Sketch the graph through the process of finding the zeroes
Example Sketch the graph of
P ( x ) = x^{4} - x^{3} - 6x^{2} .
Solution
Firstly, we'll have to factor this polynomial as much as possible so we can recognize the zeroes & get their multiplicities.
P (x )= x^{4} - x^{3} - 6x^{2} = x^{2} + x^{2 }- x - 6) = x^{2} ( x - 3) (x + 2)
Following is a list of the zeroes & their multiplicities.
x= -2( multiplicity 1)
x= 0( multiplicity 2)
x= 3( multiplicity 1)
Thus, the zeroes at x= -2 and x= 3 will correspond to x-intercepts which cross the x-axis as their multiplicity is odd & will do hence at an angle as their multiplicity is NOT at least 2. The zero at x= 0 will not cross the x-axis as its multiplicity is even.
The y-intercept is (0, 0) and notice that it is also an x-intercept.
The coefficient of the 4^{th} degree term is +ve and hence since the degree is even we know that the polynomial will increase without bound at both of the ends of the graph.
At last, following are some function evaluations.
P ( -3) = 54 P ( -1) =-4 P (1) = -6 P ( 4) = 96
Now, beginning at the left end we know that as we make x more & more -ve the function have to increase without bound. This means that as we move to the right the graph will in fact be decreasing.

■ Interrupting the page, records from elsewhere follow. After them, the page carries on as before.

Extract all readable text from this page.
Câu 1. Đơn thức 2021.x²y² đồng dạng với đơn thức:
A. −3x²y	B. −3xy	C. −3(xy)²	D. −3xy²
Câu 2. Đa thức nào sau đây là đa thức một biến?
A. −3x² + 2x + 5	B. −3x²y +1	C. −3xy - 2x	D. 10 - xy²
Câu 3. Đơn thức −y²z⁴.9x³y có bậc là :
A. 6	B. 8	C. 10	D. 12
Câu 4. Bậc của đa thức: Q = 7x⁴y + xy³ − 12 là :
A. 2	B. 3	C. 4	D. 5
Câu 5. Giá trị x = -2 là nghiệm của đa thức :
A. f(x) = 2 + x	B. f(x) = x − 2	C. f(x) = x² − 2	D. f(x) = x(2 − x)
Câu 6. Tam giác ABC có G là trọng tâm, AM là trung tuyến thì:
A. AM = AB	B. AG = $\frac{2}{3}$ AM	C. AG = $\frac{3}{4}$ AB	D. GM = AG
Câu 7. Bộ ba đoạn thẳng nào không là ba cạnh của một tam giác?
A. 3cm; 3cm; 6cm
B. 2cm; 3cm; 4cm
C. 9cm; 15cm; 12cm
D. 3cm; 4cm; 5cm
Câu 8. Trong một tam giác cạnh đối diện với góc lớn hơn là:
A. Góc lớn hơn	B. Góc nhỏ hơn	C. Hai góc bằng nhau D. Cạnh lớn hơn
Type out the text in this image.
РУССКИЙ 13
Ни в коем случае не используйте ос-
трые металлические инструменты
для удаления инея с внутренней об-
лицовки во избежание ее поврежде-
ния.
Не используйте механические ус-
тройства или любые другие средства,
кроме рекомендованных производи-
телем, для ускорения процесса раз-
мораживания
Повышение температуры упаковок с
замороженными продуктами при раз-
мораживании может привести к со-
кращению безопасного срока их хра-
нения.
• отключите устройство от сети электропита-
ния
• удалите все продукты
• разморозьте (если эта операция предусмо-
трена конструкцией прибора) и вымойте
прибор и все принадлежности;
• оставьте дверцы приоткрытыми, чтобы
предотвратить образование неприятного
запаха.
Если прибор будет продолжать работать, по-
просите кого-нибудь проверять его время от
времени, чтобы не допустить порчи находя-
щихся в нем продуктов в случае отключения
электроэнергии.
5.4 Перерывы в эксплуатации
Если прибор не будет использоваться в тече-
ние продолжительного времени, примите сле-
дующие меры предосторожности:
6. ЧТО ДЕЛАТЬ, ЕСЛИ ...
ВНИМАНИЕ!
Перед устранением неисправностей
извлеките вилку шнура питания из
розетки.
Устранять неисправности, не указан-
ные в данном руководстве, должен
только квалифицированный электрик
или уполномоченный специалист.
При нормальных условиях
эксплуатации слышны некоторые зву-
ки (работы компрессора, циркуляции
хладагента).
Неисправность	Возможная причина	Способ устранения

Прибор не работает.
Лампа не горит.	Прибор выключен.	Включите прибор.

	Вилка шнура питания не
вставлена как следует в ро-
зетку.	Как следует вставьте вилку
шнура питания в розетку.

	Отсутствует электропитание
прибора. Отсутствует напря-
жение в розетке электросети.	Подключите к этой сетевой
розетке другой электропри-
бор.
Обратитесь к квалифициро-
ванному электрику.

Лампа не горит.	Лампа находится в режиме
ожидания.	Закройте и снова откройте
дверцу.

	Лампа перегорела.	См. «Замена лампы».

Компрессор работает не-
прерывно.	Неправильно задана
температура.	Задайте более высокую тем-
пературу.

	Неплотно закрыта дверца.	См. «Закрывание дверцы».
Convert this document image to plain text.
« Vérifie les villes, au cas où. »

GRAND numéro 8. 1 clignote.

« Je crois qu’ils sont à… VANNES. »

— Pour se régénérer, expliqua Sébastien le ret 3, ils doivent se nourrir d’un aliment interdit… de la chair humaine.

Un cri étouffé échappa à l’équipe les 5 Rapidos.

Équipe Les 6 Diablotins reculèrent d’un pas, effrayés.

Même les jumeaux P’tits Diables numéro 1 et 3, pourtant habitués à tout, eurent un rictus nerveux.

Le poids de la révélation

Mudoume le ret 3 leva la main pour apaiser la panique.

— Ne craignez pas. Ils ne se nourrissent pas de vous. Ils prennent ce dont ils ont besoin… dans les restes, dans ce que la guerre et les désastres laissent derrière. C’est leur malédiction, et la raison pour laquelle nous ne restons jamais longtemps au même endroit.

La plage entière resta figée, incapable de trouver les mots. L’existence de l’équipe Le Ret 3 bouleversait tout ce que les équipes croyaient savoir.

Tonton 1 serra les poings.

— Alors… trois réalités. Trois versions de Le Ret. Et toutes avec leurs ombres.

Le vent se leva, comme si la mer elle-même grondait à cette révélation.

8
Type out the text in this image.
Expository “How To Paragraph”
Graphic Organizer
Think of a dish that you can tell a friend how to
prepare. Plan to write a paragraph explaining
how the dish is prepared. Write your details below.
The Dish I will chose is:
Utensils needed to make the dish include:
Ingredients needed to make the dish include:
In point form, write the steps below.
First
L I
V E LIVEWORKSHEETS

At x = -3 the graph will be decreasing & will continue to decrease while we hit the first x- intercept at x= -2 as we know that this x-intercept will cross the x-axis.
Next, as the next x-intercept is at x=0 we will ought to have a turning point somewhere so that the graph can increase back up to this x-intercept. Again, we won't worry regarding where this turning point in fact is.
Once we hit the x-intercept at x= 0 we know that we've got to have a turning point as this x- intercept doesn't cross the x-axis. Therefore to the right of x=0 the graph will now be decreasing.
It will continue to decrease till it hits another turning point (at some unknown point) so that the graph can get back up to x-axis for the next x-intercept at x= 3. It is the final x-intercept and as the graph is increasing at this point and have to increase without any bound at this end we are done.
Following is a sketch of the graph.
The procedure that we've utilized in these examples can be a hard process to learn. It takes time to learn how to properly interpret the results.
Also, as pointed out at several spots there are various situations that we won't be capable to deal with here. To determine the majority of the turning points we would require some Calculus, which we obviously don't have. Also, the procedure does needs that we have all the zeroes and that they all real numbers.
Even with these drawbacks though, the procedure can at least give us an idea of what the graph of polynomial will look like.